In one of the works, Sajeev uses an old wooden box with a
sliding lid that moves along a pair of horizontal grooves. This box, seen from
the memories of a rural past, was used for keeping spices in the kitchen.
Sometimes these boxes were used as containers for keeping anything that would
have a future use; it could be a shell, a few pebbles, buttons, needle and
threads, old coins, broken toys and so on. Interestingly, these boxes were the favourite
items/possessions of the grandmothers. From these magical boxes they used to
conjure up divine objects for their grandchildren to play with. This particular
treasure trove today is a useless object devoid of even aesthetic value as they
are not ornamented or intricately carved with an inlay of mother pearls or
ivory. This simple box, with a lid half slid opened, has a little drawing in
it; a drawing of a burning wagon. I say Godhra but the artist says Auschwitz. I
say 1921 mutiny and the artist says one is free to find associations. Effective
in its simple visual presence, this particular work, however is not exceptional
as a few artists have attempted this several years before.

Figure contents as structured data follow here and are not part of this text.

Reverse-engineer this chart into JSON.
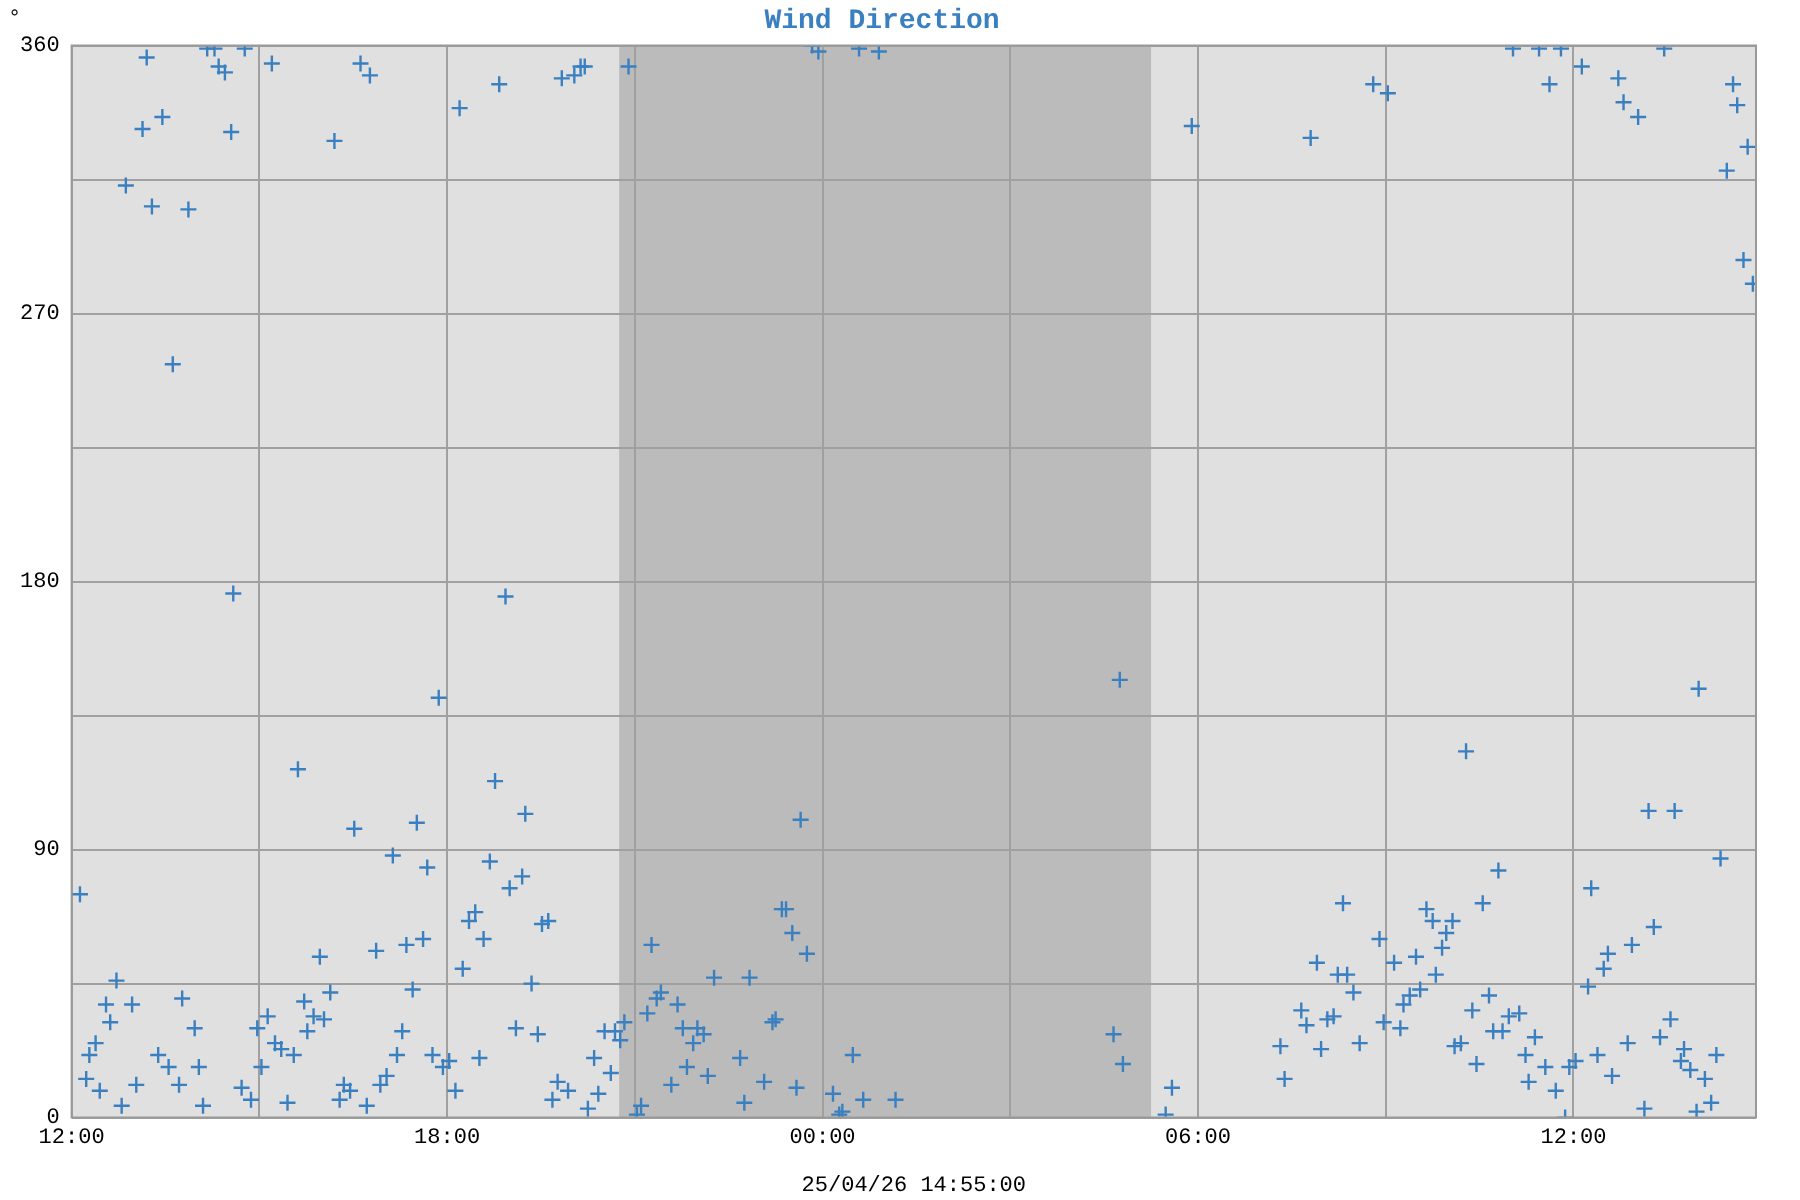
{
  "chart_data": {
    "type": "scatter",
    "title": "Wind Direction",
    "ylabel": "°",
    "annotations": [
      "25/04/26 14:55:00"
    ],
    "xlim": [
      "--04-24T12:00",
      "--04-25T14:55"
    ],
    "xticks": [
      {
        "value": "--04-24T12:00",
        "label": "12:00"
      },
      {
        "value": "--04-24T15:00",
        "label": null
      },
      {
        "value": "--04-24T18:00",
        "label": "18:00"
      },
      {
        "value": "--04-24T21:00",
        "label": null
      },
      {
        "value": "--04-25T00:00",
        "label": "00:00"
      },
      {
        "value": "--04-25T03:00",
        "label": null
      },
      {
        "value": "--04-25T06:00",
        "label": "06:00"
      },
      {
        "value": "--04-25T09:00",
        "label": null
      },
      {
        "value": "--04-25T12:00",
        "label": "12:00"
      }
    ],
    "ylim": [
      0,
      360
    ],
    "yticks": [
      0,
      {
        "value": 45,
        "label": null
      },
      90,
      {
        "value": 135,
        "label": null
      },
      180,
      {
        "value": 225,
        "label": null
      },
      270,
      {
        "value": 315,
        "label": null
      },
      360
    ],
    "grid": true,
    "marker": "cross",
    "bands": [
      {
        "axis": "x",
        "from": "--04-24T20:45",
        "to": "--04-25T05:15",
        "color": "#bbbbbb"
      }
    ],
    "series": [
      {
        "color": "#3a7fc0",
        "x": [
          "--04-24T12:08",
          "--04-24T12:43",
          "--04-24T12:33",
          "--04-24T12:58",
          "--04-24T13:46",
          "--04-24T12:37",
          "--04-24T13:58",
          "--04-24T12:23",
          "--04-24T12:17",
          "--04-24T13:23",
          "--04-24T13:33",
          "--04-24T14:02",
          "--04-24T12:14",
          "--04-24T13:43",
          "--04-24T12:27",
          "--04-24T13:02",
          "--04-24T12:48",
          "--04-24T14:06",
          "--04-24T14:43",
          "--04-24T14:52",
          "--04-24T14:58",
          "--04-24T15:08",
          "--04-24T15:02",
          "--04-24T15:27",
          "--04-24T15:37",
          "--04-24T16:31",
          "--04-24T17:31",
          "--04-24T17:08",
          "--04-24T17:41",
          "--04-24T15:58",
          "--04-24T16:52",
          "--04-24T17:21",
          "--04-24T17:37",
          "--04-24T15:43",
          "--04-24T16:08",
          "--04-24T15:52",
          "--04-24T16:02",
          "--04-24T15:46",
          "--04-24T17:27",
          "--04-24T17:17",
          "--04-24T15:15",
          "--04-24T15:21",
          "--04-24T15:33",
          "--04-24T17:12",
          "--04-24T17:02",
          "--04-24T16:56",
          "--04-24T16:21",
          "--04-24T16:27",
          "--04-24T16:17",
          "--04-24T16:43",
          "--04-24T17:46",
          "--04-24T17:56",
          "--04-24T18:02",
          "--04-24T18:08",
          "--04-24T18:46",
          "--04-24T19:15",
          "--04-24T18:41",
          "--04-24T19:00",
          "--04-24T19:12",
          "--04-24T18:21",
          "--04-24T18:27",
          "--04-24T18:35",
          "--04-24T19:31",
          "--04-24T19:37",
          "--04-24T18:15",
          "--04-24T19:21",
          "--04-24T19:06",
          "--04-24T19:27",
          "--04-24T18:31",
          "--04-24T20:21",
          "--04-24T20:31",
          "--04-24T20:41",
          "--04-24T20:50",
          "--04-24T20:46",
          "--04-24T20:37",
          "--04-24T19:46",
          "--04-24T19:56",
          "--04-24T20:25",
          "--04-24T19:41",
          "--04-24T20:15",
          "--04-24T21:02",
          "--04-24T23:39",
          "--04-24T23:21",
          "--04-24T23:25",
          "--04-24T23:31",
          "--04-24T23:45",
          "--04-24T21:16",
          "--04-24T22:16",
          "--04-24T22:50",
          "--04-24T21:25",
          "--04-24T21:21",
          "--04-24T21:41",
          "--04-24T21:12",
          "--04-24T21:46",
          "--04-24T22:00",
          "--04-24T22:06",
          "--04-24T21:56",
          "--04-24T23:12",
          "--04-24T23:15",
          "--04-24T22:41",
          "--04-24T21:50",
          "--04-24T22:10",
          "--04-24T21:35",
          "--04-24T23:04",
          "--04-24T23:35",
          "--04-24T22:45",
          "--04-25T00:10",
          "--04-25T00:29",
          "--04-25T00:39",
          "--04-25T01:10",
          "--04-24T21:06",
          "--04-25T00:16",
          "--04-25T00:19",
          "--04-25T04:39",
          "--04-25T04:48",
          "--04-25T05:35",
          "--04-25T05:29",
          "--04-25T10:17",
          "--04-25T13:12",
          "--04-25T13:37",
          "--04-25T14:21",
          "--04-25T10:48",
          "--04-25T10:33",
          "--04-25T12:17",
          "--04-25T08:19",
          "--04-25T09:39",
          "--04-25T09:45",
          "--04-25T10:04",
          "--04-25T09:58",
          "--04-25T09:54",
          "--04-25T09:29",
          "--04-25T08:54",
          "--04-25T09:08",
          "--04-25T09:48",
          "--04-25T13:17",
          "--04-25T12:56",
          "--04-25T12:33",
          "--04-25T12:29",
          "--04-25T12:14",
          "--04-25T07:54",
          "--04-25T08:14",
          "--04-25T08:23",
          "--04-25T08:29",
          "--04-25T09:33",
          "--04-25T09:23",
          "--04-25T09:17",
          "--04-25T10:39",
          "--04-25T07:39",
          "--04-25T07:44",
          "--04-25T08:04",
          "--04-25T08:10",
          "--04-25T08:58",
          "--04-25T09:14",
          "--04-25T10:23",
          "--04-25T10:58",
          "--04-25T11:08",
          "--04-25T10:43",
          "--04-25T10:52",
          "--04-25T11:23",
          "--04-25T13:33",
          "--04-25T13:23",
          "--04-25T12:52",
          "--04-25T13:46",
          "--04-25T14:17",
          "--04-25T13:43",
          "--04-25T13:52",
          "--04-25T14:06",
          "--04-25T12:23",
          "--04-25T12:37",
          "--04-25T12:02",
          "--04-25T11:56",
          "--04-25T11:33",
          "--04-25T11:14",
          "--04-25T11:17",
          "--04-25T11:43",
          "--04-25T11:52",
          "--04-25T13:08",
          "--04-25T13:58",
          "--04-25T14:12",
          "--04-25T07:19",
          "--04-25T07:23",
          "--04-25T07:58",
          "--04-25T08:35",
          "--04-25T10:06",
          "--04-25T10:12",
          "--04-25T10:27",
          "--04-24T13:12",
          "--04-24T14:10",
          "--04-24T14:17",
          "--04-24T14:46",
          "--04-24T14:21",
          "--04-24T14:27",
          "--04-24T13:27",
          "--04-24T13:08",
          "--04-24T14:33",
          "--04-24T12:52",
          "--04-24T13:17",
          "--04-24T13:52",
          "--04-24T13:37",
          "--04-24T15:12",
          "--04-24T16:37",
          "--04-24T16:46",
          "--04-24T16:12",
          "--04-24T18:12",
          "--04-24T18:50",
          "--04-24T19:50",
          "--04-24T20:02",
          "--04-24T20:08",
          "--04-24T20:12",
          "--04-24T20:54",
          "--04-24T23:50",
          "--04-24T23:56",
          "--04-25T00:35",
          "--04-25T00:54",
          "--04-25T05:54",
          "--04-25T07:48",
          "--04-25T08:48",
          "--04-25T09:02",
          "--04-25T11:02",
          "--04-25T11:27",
          "--04-25T11:48",
          "--04-25T11:37",
          "--04-25T12:08",
          "--04-25T12:43",
          "--04-25T12:48",
          "--04-25T13:02",
          "--04-25T13:27",
          "--04-25T14:33",
          "--04-25T14:37",
          "--04-25T14:47",
          "--04-25T14:27",
          "--04-25T14:43",
          "--04-25T14:52",
          "--04-24T14:35",
          "--04-24T18:56",
          "--04-24T17:52",
          "--04-25T04:45",
          "--04-25T14:00"
        ],
        "values": [
          75,
          46,
          38,
          38,
          40,
          32,
          30,
          25,
          21,
          21,
          17,
          17,
          13,
          11,
          9,
          11,
          4,
          4,
          10,
          6,
          30,
          34,
          17,
          5,
          117,
          97,
          99,
          88,
          84,
          54,
          56,
          58,
          60,
          39,
          42,
          34,
          33,
          29,
          43,
          29,
          25,
          23,
          21,
          21,
          14,
          11,
          11,
          9,
          6,
          4,
          21,
          17,
          19,
          9,
          113,
          102,
          86,
          77,
          81,
          66,
          69,
          60,
          65,
          66,
          50,
          45,
          30,
          28,
          20,
          20,
          29,
          29,
          32,
          26,
          15,
          12,
          9,
          8,
          6,
          3,
          1,
          100,
          70,
          70,
          62,
          55,
          58,
          47,
          47,
          42,
          40,
          38,
          35,
          30,
          30,
          28,
          25,
          32,
          33,
          20,
          17,
          14,
          11,
          12,
          10,
          5,
          8,
          21,
          6,
          6,
          4,
          1,
          2,
          28,
          18,
          10,
          1,
          123,
          103,
          103,
          87,
          83,
          72,
          77,
          72,
          70,
          66,
          66,
          62,
          57,
          54,
          60,
          52,
          48,
          64,
          58,
          55,
          50,
          44,
          52,
          48,
          48,
          42,
          43,
          41,
          38,
          41,
          36,
          31,
          33,
          34,
          32,
          30,
          36,
          34,
          35,
          29,
          29,
          27,
          33,
          27,
          25,
          23,
          21,
          19,
          16,
          13,
          21,
          14,
          19,
          17,
          17,
          21,
          12,
          9,
          0,
          3,
          2,
          5,
          24,
          13,
          23,
          25,
          24,
          25,
          18,
          356,
          359,
          359,
          359,
          353,
          351,
          336,
          332,
          331,
          313,
          306,
          305,
          253,
          354,
          354,
          350,
          328,
          339,
          347,
          349,
          350,
          353,
          353,
          353,
          360,
          358,
          359,
          358,
          333,
          329,
          347,
          344,
          359,
          359,
          359,
          347,
          353,
          349,
          341,
          336,
          359,
          347,
          340,
          326,
          318,
          288,
          280,
          176,
          175,
          141,
          147,
          144
        ]
      }
    ]
  }
}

Sajeev titles his works as ‘Forgotten Memories’. If they are
forgotten memories, then definitely these works are the reclamation of the
same. Memories are a war against oblivion. So if someone asks, the way someone
had asked Picasso, what is happening in your lines, then Sajeev could obviously
say that a war is on in his lines because these line drawings are his attempts
in retrieving the memories from a permanent loss or from them getting submerged
into the glitter and glamour/clamour of the present day world. Seen from a
different perspective, Sajeev works could be seen as fading lines. They are
almost invisible on the surface and this near invisibility could be a ploy used
by the artist to make his viewers to remember hard. For the familiar ones,
there would be sense of elation in finding similarities, and for the new
comers, Sajeev’s works would function as a key to open their own memories. Have
they got such fading memories? Are the still in a war with oblivion? These
works, for me, are Sajeev’s attempt to memorialize moments than memorise them.
Sajeev’s drawings are sepulchres created out of icicles. Will they withstand
the heat of time? Let time tell the answer.